Ictal-like EEG activity during exploration. (A) An episode of accelerated beta oscillations during exploration develops into an ictal-like event. Records from the injected hippocampus and both ipsi- and contra-lateral cortex at 7 weeks after vector injection. (B) A time-frequency plot of the event shows the EEG frequency increases into the gamma band after the theta to beta transition. (C) Hippocampal EEG towards the end of the seizure on an expanded time scale.
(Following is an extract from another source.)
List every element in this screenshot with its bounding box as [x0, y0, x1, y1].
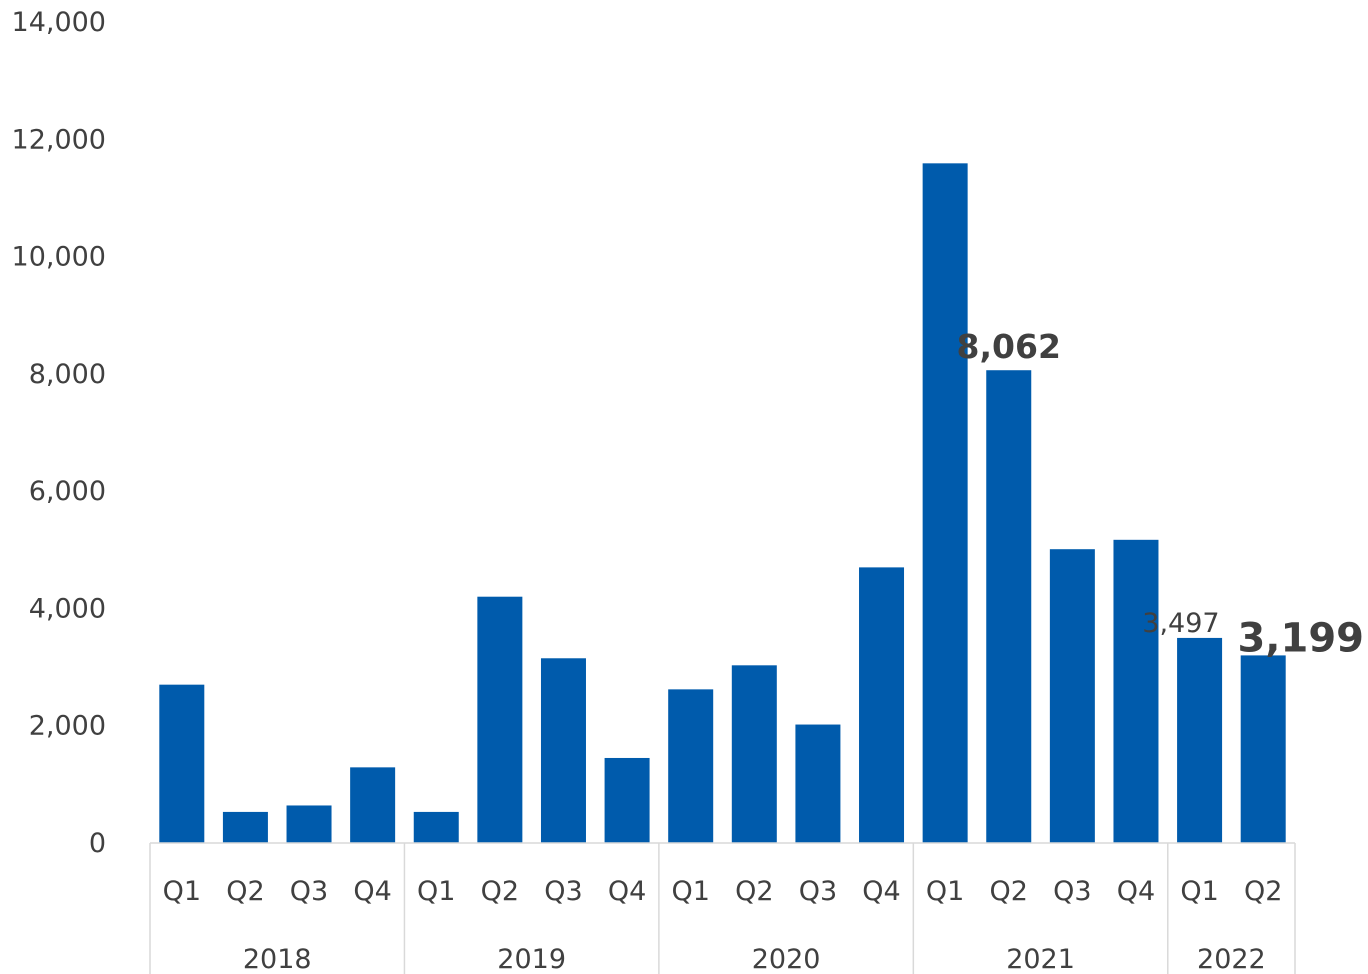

The arrows in A and C indicate large, slow EEG motifs. (D) Video records of mouse movements before and during the seizure show that active exploration is not interrupted. Frames 1-8 correspond to time points 1-8 in A. (E) Frequency of ictal-like events plotted against time after vector injection (n=4 mice). (F) Differences in frequency content of EEG frequency accelerations during exploration and seizure-like events on a relative power graph.